A few years ago I froze my eggs. I never could have predicted that injecting myself twice a day with ungodly amounts of hormones to over stimulate my ovaries into producing extra eggs that month and then surgically removing said eggs would sound like a good idea. In retrospect, it’s one of the best decisions I’ve ever made.
Having just escaped a relationship gone true south (not dissimilar to skydiving with a broken parachute), the decision was a game changer for me. Rather than being at the mercy of an indecisive, commitment-phobic painter, I was investing in my future in a manner that felt both hopeful and clarifying. Of course there are no guarantees with egg freezing, but it did relieve some of the pressure I felt and, at least in theory, gave me options.
It also exposed me to the cold and sterile world of the fertility clinic waiting room. I’ll never forget the energetically palpable desperation and fear I felt among the patients and their partners sitting silently, waiting for their name to be called. It was hard not to rush home to shower off all the negative vibes I felt throughout the clinic. The nurses and rotating doctors didn’t help matters either. Perhaps they were all out sick the day their schools taught the importance of patient bedside manners. I was shocked by how much attitude they had, as if they were doing me a favor –and this at a clinic that didn’t accept health insurance! With many American women having children later in life, the fertility field has become a cash cow. It was unsettling to experience but also not surprising that many doctors are drawn to the field with motivations beyond bringing more babies into the world.
After three days of injections, I began my daily morning pilgrimage to the clinic to monitor the eggs’ growth. Once the hormones kick in, the eggs start popping, often developing at different paces. I eventually got used to the invasive ultrasound wand prodding my bloated ovaries everyday to measure each egg. I’m not a particularly competitive person, but the endless discussion with the nurses and doctors regarding how many eggs, how fast was each egg growing, how many eggs was “normal” for my age really got to me. It was hard not to feel I was in a race against every other woman who’d ever frozen her eggs. Focusing on gratitude that my body responded positively to the drugs and was making the right amount of eggs for me was helpful (and hard). It only takes one to get pregnant, but you’d think a legion of eggs was required based on those hallway and exam room conversations with the clinic staff.

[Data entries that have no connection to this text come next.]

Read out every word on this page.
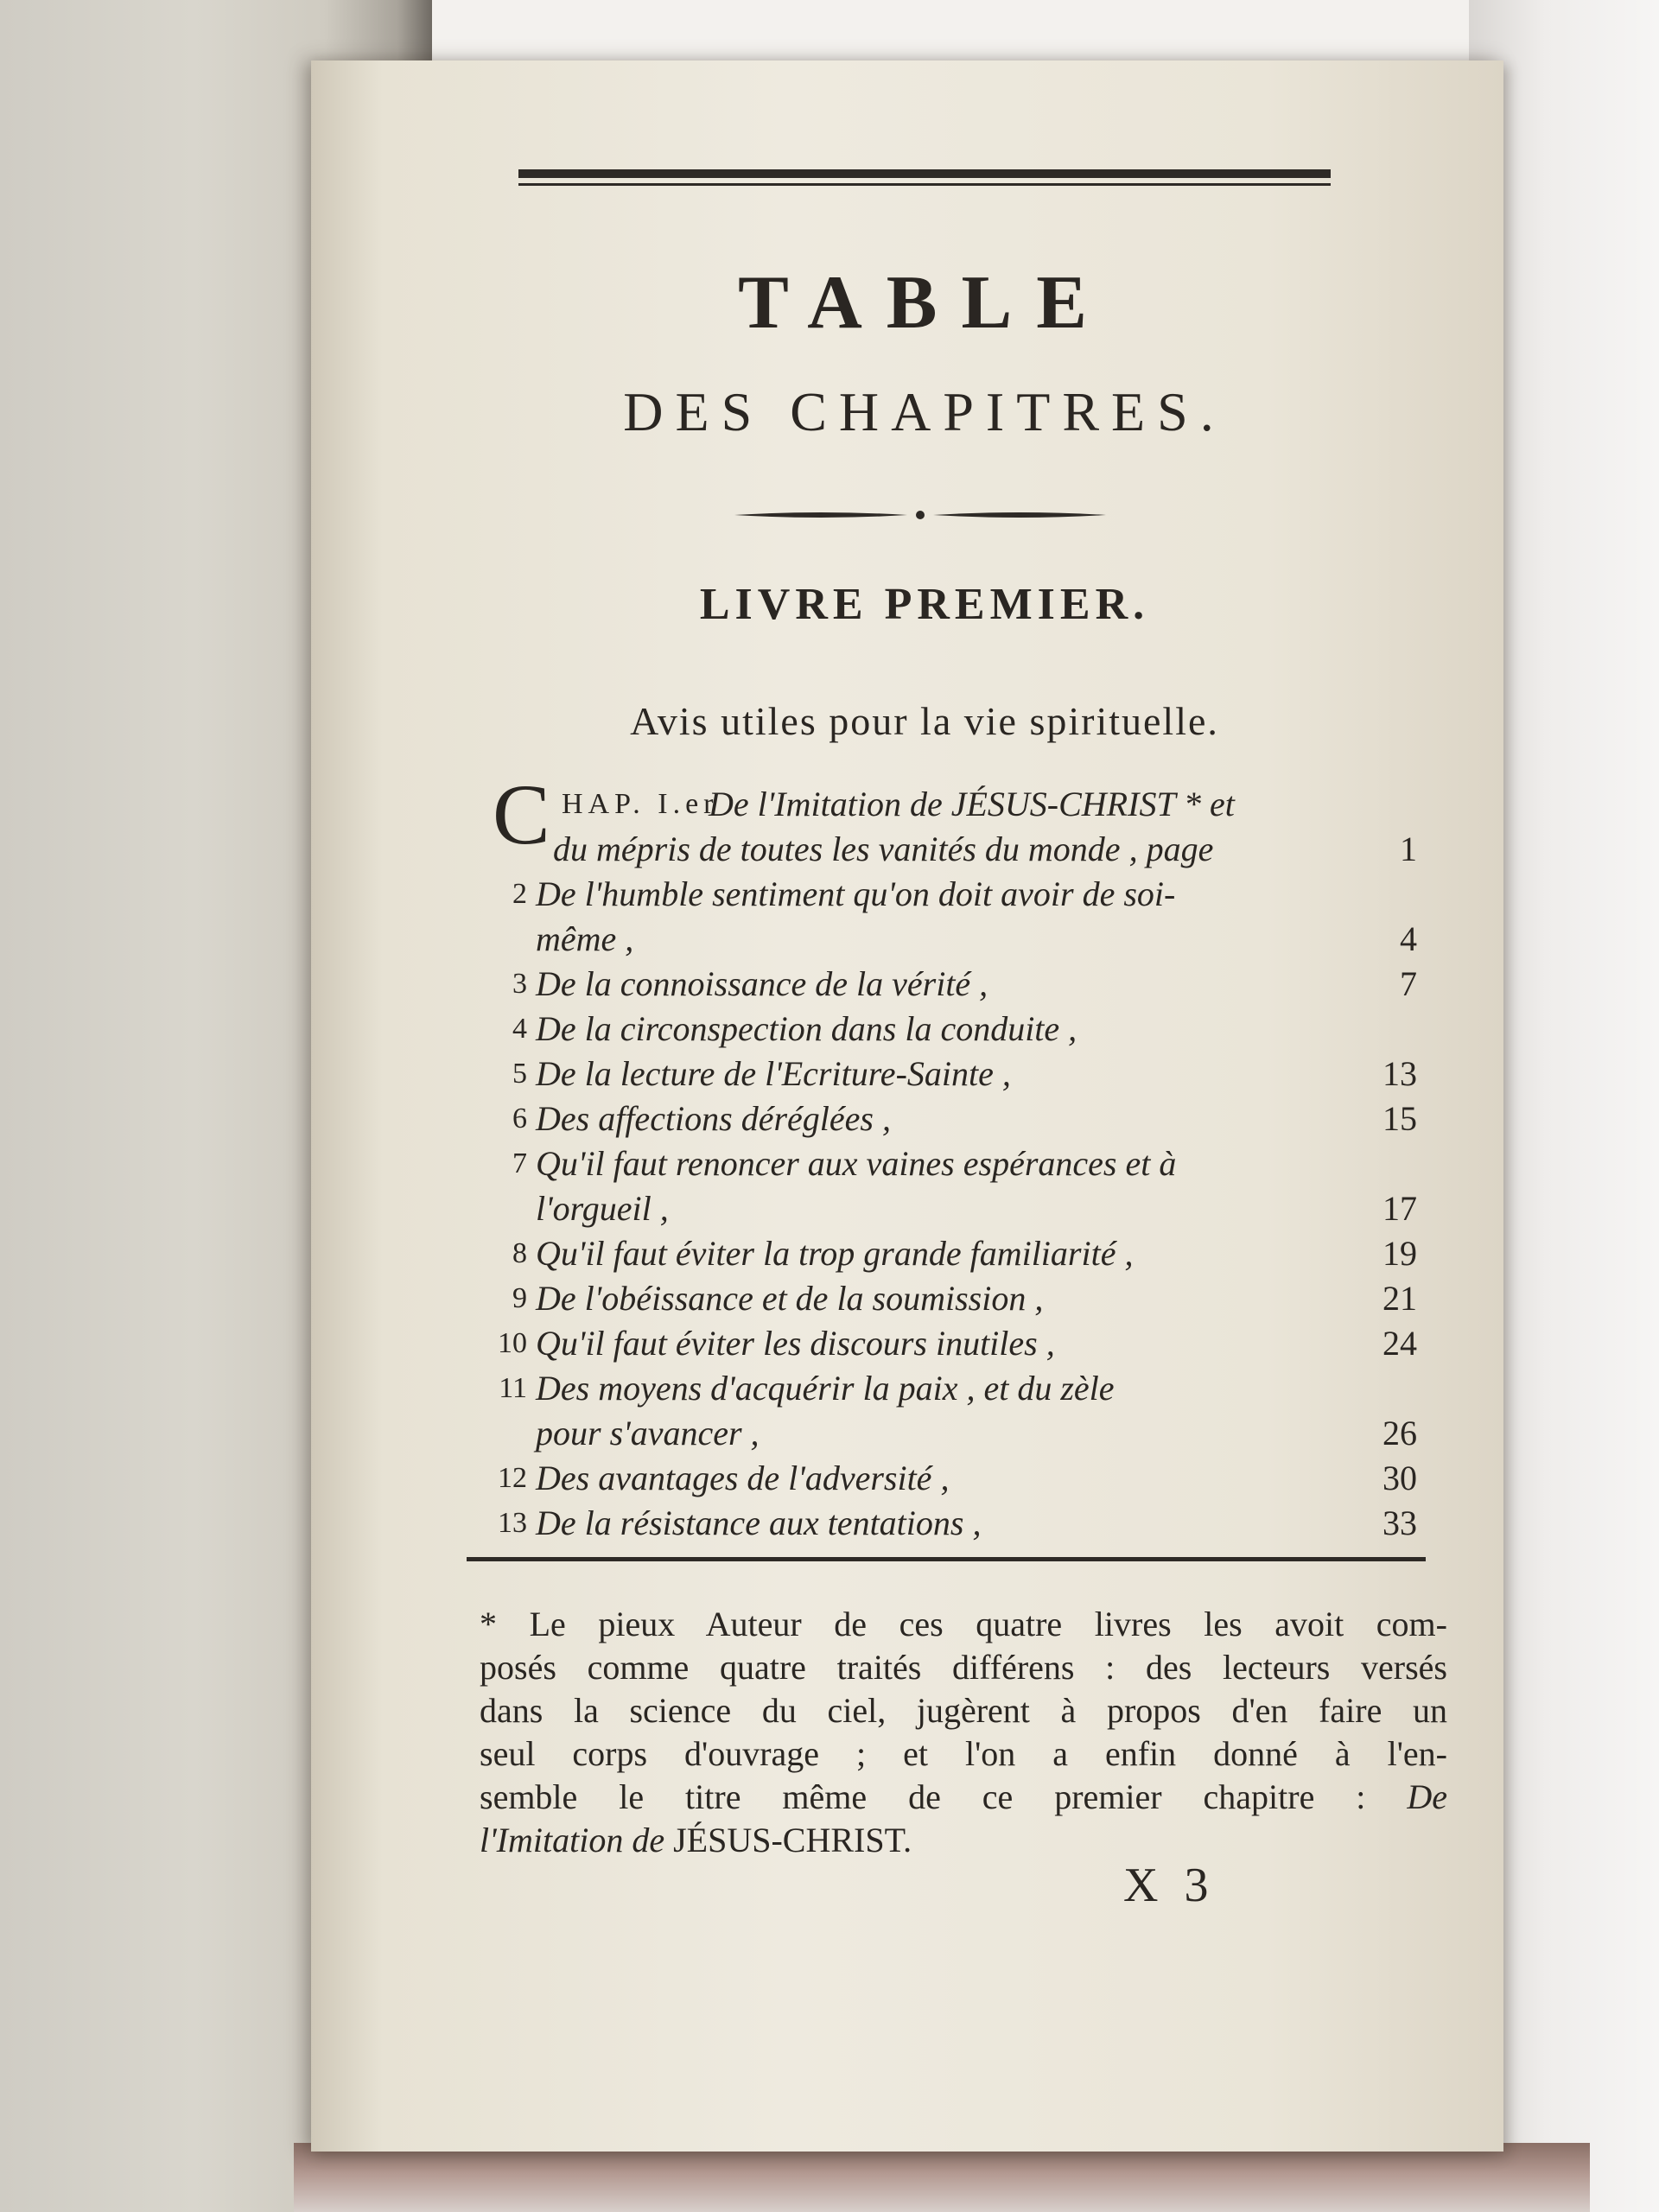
TABLE
DES CHAPITRES.
LIVRE PREMIER.
Avis utiles pour la vie spirituelle.
C HAP. I.er
De l'Imitation de JÉSUS-CHRIST * et
du mépris de toutes les vanités du monde , page	1
2 De l'humble sentiment qu'on doit avoir de soi-
même ,	4
3 De la connoissance de la vérité ,	7
4 De la circonspection dans la conduite ,
5 De la lecture de l'Ecriture-Sainte ,	13
6 Des affections déréglées ,	15
7 Qu'il faut renoncer aux vaines espérances et à
l'orgueil ,	17
8 Qu'il faut éviter la trop grande familiarité ,	19
9 De l'obéissance et de la soumission ,	21
10 Qu'il faut éviter les discours inutiles ,	24
11 Des moyens d'acquérir la paix , et du zèle
pour s'avancer ,	26
12 Des avantages de l'adversité ,	30
13 De la résistance aux tentations ,	33
* Le pieux Auteur de ces quatre livres les avoit com-
posés comme quatre traités différens : des lecteurs versés
dans la science du ciel, jugèrent à propos d'en faire un
seul corps d'ouvrage ; et l'on a enfin donné à l'en-
semble le titre même de ce premier chapitre : De
l'Imitation de JÉSUS-CHRIST.
X 3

The real journey was one of an emotional nature. I was initially overwhelmed with shame. Something was obviously inherently wrong with my life, to be freezing my fertility, while many of my friends happily popped out healthy babies. I told only a few close friends and made my mom promise she wouldn’t divulge what I was doing when her friends or family asked what was new with me. “Oh, Gita is freezing her eggs!” I would have told you to get your head checked if you’d said in a few years I’d be writing this for Overshare. Impossible.
One particularly bloated and moody day, I ended up revealing my “secret” to a girl I knew from work. She offered not only a sympathetic ear, but was genuinely curious, as she’d contemplated doing the same. I turned a corner after that conversation and stopped being so judgy of myself. The obvious became apparent: most people DID NOT CARE about my eggs, frozen or not. I made it taboo in my mind, but it just wasn’t a big deal. I began casually talking about it and found people were supportive, as if I’d gotten into grad school. “Congratulations! That’s great Gita. Good decision.” I encountered one woman (a generation older, with three kids) who suggested it was arrogant on my part to intervene with nature and science. I considered directing her to a local Christian Scientists support group.
“Harvest Day” arrived…on my birthday. After arriving at the hospital, I traded all my clothes for a backless gown and walked into the OR. I suddenly wondered if I had lost my mind. Did I really “elect” to do this to myself? Feeling vulnerable and scared, I reluctantly pulled myself onto the table. A pair of unusually wide stirrups stared me down at the end of the table. Could my legs really spread that wide? I didn’t think so. Why was I here? I began pleading silently, “Please universe, please remove me from this moment in time,” when two nurses, the anesthesiologist, and the egg doctor all entered the operating room singing happy birthday to me. I couldn’t take it all in. And didn’t have time to. Before I knew what was happening, the warm spirited, Italian anesthesiologist was in my face, making small talk. I cut him off to communicate critical information: “You know redheads are more sensitive to pain, right?” He smiled and said when he first moved to New York from Italy, he went to Washington Square Park where people would walk past him saying, “don’t be shy if you want to get high.” I interrupted him again, “I want to get high. Real high. Like if you can, please give me a little extra of the normal dose. I think I’ll need it.” He smiled knowingly and assured me I wouldn’t feel a thing. The nurses managed to get my legs in those damn stirrups and we were off to the races. Except, of course, I thankfully don’t remember a thing. I woke up 20 minutes later in another room to a nurse telling me the procedure had gone extremely well and would I like a Tylenol?
I wanted to tell my story because I think the more we talk about these issues, the easier it will be for women who feel like they are alone when dealing with the decisions and complexity of female fertility. I found this week’s interview with Sarah Elizabeth Richards not only compelling but also touching, and am glad to be a part of demystifying this topic.